Harrington took a moment or two to recover his composure, and then picked up the phone, punching in some numbers quickly.

*

Delaney walked up to his car, where Bonner was snapping his fingers to the rhythmic rapping of a white English teenager singing about slapping his bitches around. Delaney leaned in through the window and turned it off.

'What have I told you about my radio?'

'Jeez, Cowboy, if I had to listen to one more song about a lonely trucker missing his sweetheart Mary-Jane-Jo-Bobbi I'd have ended up cutting my wrists.'

'Touch it again and you won't need to bother.'

'Had a couple of calls whilst you were sorting out your pension in there.'

'Good for you.'

'You want the good news or the bad news?'

'No such thing as good news, Bonner.'

'We've found Billy Martin.'

Delaney slid in to the passenger seat and threw the sergeant a knowing look. 'You see.'

'Out near Henley.'

'Only he isn't going to tell us a thing? Right?'

'Right.'

'Somebody beat us to him and made sure of it.'

'What's that, Irish intuition?'

'Call it a stab in the dark.' He reached over and pushed the preset button on his radio, and Kenny Rogers' smooth voice flowed out like a twentyyear-old single malt.

'Are we going to Henley, then?'

'We're going to Wigmore Street first.'

'What's there?'

'Nothing you need to know about.' Delaney held the bag close to his chest as Bonner pulled out into the traffic.

23.

The same river that had earlier swallowed him into her cold depths in the dead of night had disgorged Billy, tiring perhaps of his company, as did all who had spent more than a little time with him in life. But in the full brightness of day, that river was a different thing.

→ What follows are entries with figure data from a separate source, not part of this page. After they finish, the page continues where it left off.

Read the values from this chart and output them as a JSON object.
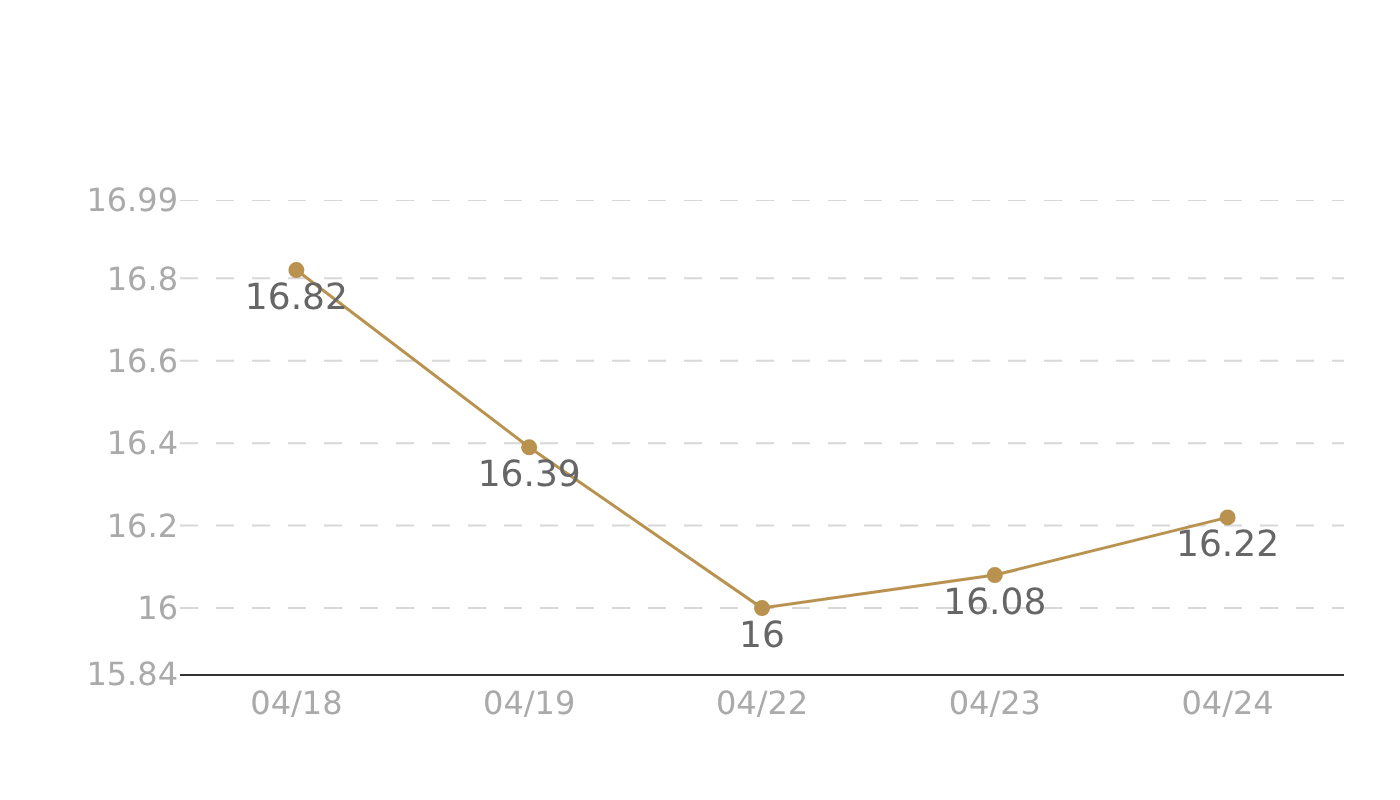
{
  "chart_data": {
    "type": "line",
    "categories": [
      "04/18",
      "04/19",
      "04/22",
      "04/23",
      "04/24"
    ],
    "series": [
      {
        "color": "#b8924e",
        "values": [
          16.82,
          16.39,
          16,
          16.08,
          16.22
        ]
      }
    ],
    "ylim": [
      15.84,
      16.99
    ],
    "yticks": [
      15.84,
      16,
      16.2,
      16.4,
      16.6,
      16.8,
      16.99
    ],
    "grid": "y",
    "marker": "circle",
    "line_style": "solid",
    "data_labels": true
  }
}
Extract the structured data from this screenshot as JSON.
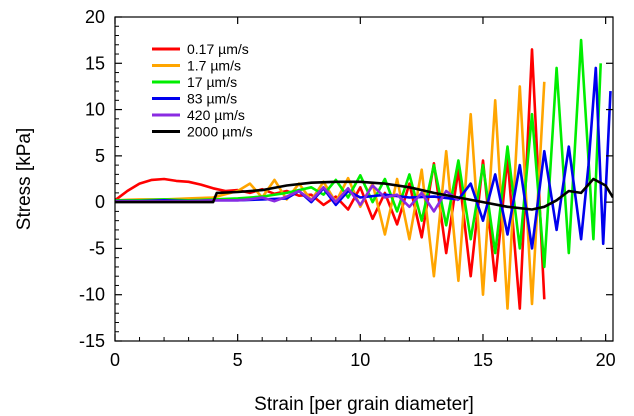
{
  "chart_data": {
    "type": "line",
    "xlabel": "Strain [per grain diameter]",
    "ylabel": "Stress [kPa]",
    "xlim": [
      0,
      20.3
    ],
    "ylim": [
      -15,
      20
    ],
    "xticks": [
      0,
      5,
      10,
      15,
      20
    ],
    "yticks": [
      -15,
      -10,
      -5,
      0,
      5,
      10,
      15,
      20
    ],
    "xtick_labels": [
      "0",
      "5",
      "10",
      "15",
      "20"
    ],
    "ytick_labels": [
      "-15",
      "-10",
      "-5",
      "0",
      "5",
      "10",
      "15",
      "20"
    ],
    "grid": false,
    "legend_position": "top-left",
    "series": [
      {
        "name": "0.17 µm/s",
        "color": "#ff0000",
        "x": [
          0,
          0.5,
          1,
          1.5,
          2,
          2.5,
          3,
          3.5,
          4,
          4.5,
          5,
          5.5,
          6,
          6.5,
          7,
          7.5,
          8,
          8.5,
          9,
          9.5,
          10,
          10.5,
          11,
          11.5,
          12,
          12.5,
          13,
          13.5,
          14,
          14.5,
          15,
          15.5,
          16,
          16.5,
          17,
          17.5
        ],
        "y": [
          0.2,
          1.2,
          2.0,
          2.4,
          2.5,
          2.3,
          2.2,
          1.9,
          1.5,
          1.2,
          1.3,
          1.0,
          1.4,
          0.9,
          1.2,
          0.7,
          0.8,
          -0.3,
          0.6,
          -0.8,
          1.6,
          -1.8,
          1.0,
          -2.4,
          2.0,
          -3.8,
          4.2,
          -5.5,
          3.5,
          -8.0,
          4.5,
          -8.5,
          4.8,
          -11.5,
          16.5,
          -10.5
        ]
      },
      {
        "name": "1.7 µm/s",
        "color": "#ffa500",
        "x": [
          0,
          1,
          2,
          3,
          4,
          5,
          5.5,
          6,
          6.5,
          7,
          7.5,
          8,
          8.5,
          9,
          9.5,
          10,
          10.5,
          11,
          11.5,
          12,
          12.5,
          13,
          13.5,
          14,
          14.5,
          15,
          15.5,
          16,
          16.5,
          17,
          17.5
        ],
        "y": [
          0.2,
          0.3,
          0.3,
          0.4,
          0.5,
          1.2,
          2.0,
          0.5,
          2.4,
          0.3,
          2.0,
          0.2,
          2.2,
          0.0,
          2.6,
          -0.5,
          2.0,
          -3.5,
          2.5,
          -4.0,
          3.5,
          -8.0,
          5.5,
          -8.5,
          9.5,
          -10.0,
          11.0,
          -11.5,
          12.5,
          -11.0,
          13.0
        ]
      },
      {
        "name": "17 µm/s",
        "color": "#00ee00",
        "x": [
          0,
          1,
          2,
          3,
          4,
          5,
          6,
          7,
          8,
          8.5,
          9,
          9.5,
          10,
          10.5,
          11,
          11.5,
          12,
          12.5,
          13,
          13.5,
          14,
          14.5,
          15,
          15.5,
          16,
          16.5,
          17,
          17.5,
          18,
          18.5,
          19,
          19.5,
          19.8
        ],
        "y": [
          0.2,
          0.2,
          0.3,
          0.2,
          0.3,
          0.4,
          0.6,
          1.0,
          1.6,
          0.8,
          2.4,
          0.5,
          2.9,
          0.0,
          2.5,
          -1.0,
          3.0,
          -2.0,
          4.0,
          -2.5,
          4.5,
          -4.0,
          4.0,
          -5.5,
          6.0,
          -5.0,
          9.5,
          -7.0,
          14.5,
          -5.5,
          17.5,
          -4.0,
          15.0
        ]
      },
      {
        "name": "83 µm/s",
        "color": "#0000ee",
        "x": [
          0,
          1,
          2,
          3,
          4,
          5,
          6,
          7,
          7.5,
          8,
          8.5,
          9,
          9.5,
          10,
          11,
          12,
          13,
          14,
          14.5,
          15,
          15.5,
          16,
          16.5,
          17,
          17.5,
          18,
          18.5,
          19,
          19.3,
          19.6,
          19.9,
          20.2
        ],
        "y": [
          0.1,
          0.1,
          0.2,
          0.1,
          0.2,
          0.2,
          0.3,
          0.4,
          1.2,
          0.0,
          1.5,
          -0.3,
          1.2,
          0.5,
          0.8,
          0.5,
          0.6,
          0.3,
          2.0,
          -2.0,
          3.0,
          -3.5,
          4.0,
          -5.0,
          5.5,
          -3.0,
          6.0,
          -4.0,
          4.0,
          14.5,
          -4.5,
          12.0
        ]
      },
      {
        "name": "420 µm/s",
        "color": "#8a2be2",
        "x": [
          0,
          1,
          2,
          3,
          4,
          5,
          5.5,
          6,
          6.5,
          7,
          7.5,
          8,
          8.5,
          9,
          9.5,
          10,
          10.5,
          11,
          11.5,
          12,
          12.5,
          13,
          13.5,
          14
        ],
        "y": [
          0.1,
          0.1,
          0.1,
          0.1,
          0.2,
          0.2,
          0.3,
          0.5,
          0.1,
          0.6,
          1.2,
          0.2,
          1.6,
          0.0,
          1.5,
          -0.3,
          1.8,
          0.5,
          0.8,
          -0.5,
          1.0,
          -1.0,
          1.2,
          0.2
        ]
      },
      {
        "name": "2000 µm/s",
        "color": "#000000",
        "x": [
          0,
          1,
          2,
          3,
          4,
          4.15,
          5,
          6,
          7,
          8,
          9,
          10,
          11,
          12,
          13,
          14,
          15,
          16,
          17,
          17.5,
          18,
          18.5,
          19,
          19.5,
          20,
          20.3
        ],
        "y": [
          0.0,
          0.0,
          0.0,
          0.0,
          0.0,
          1.0,
          1.1,
          1.3,
          1.8,
          2.1,
          2.2,
          2.2,
          2.0,
          1.6,
          1.0,
          0.5,
          0.0,
          -0.5,
          -0.8,
          -0.5,
          0.2,
          1.2,
          1.0,
          2.5,
          1.8,
          0.5
        ]
      }
    ]
  }
}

The air was busy with the sounds of tourists, of wildlife, of oarsmen stroking in their skiffs and sculls, of powered craft chugging softly through the water, of gentle lovers strolling and laughing far in the distance on the footpath. The banks seemed closer together by day, and the masonry of the bridge ahead was a soft grey, not a forbidding black. The sunlight sparkled on the surface of the water like the flash of revelation. The depths below were soothing, inviting. On a day such as this, when the relentless sun burned like an all-cleansing fire, the human spirit looked back to its past and would slip into the water to be reborn. Born again in the cool, ancient water as a beautiful creature of supple movement and flight.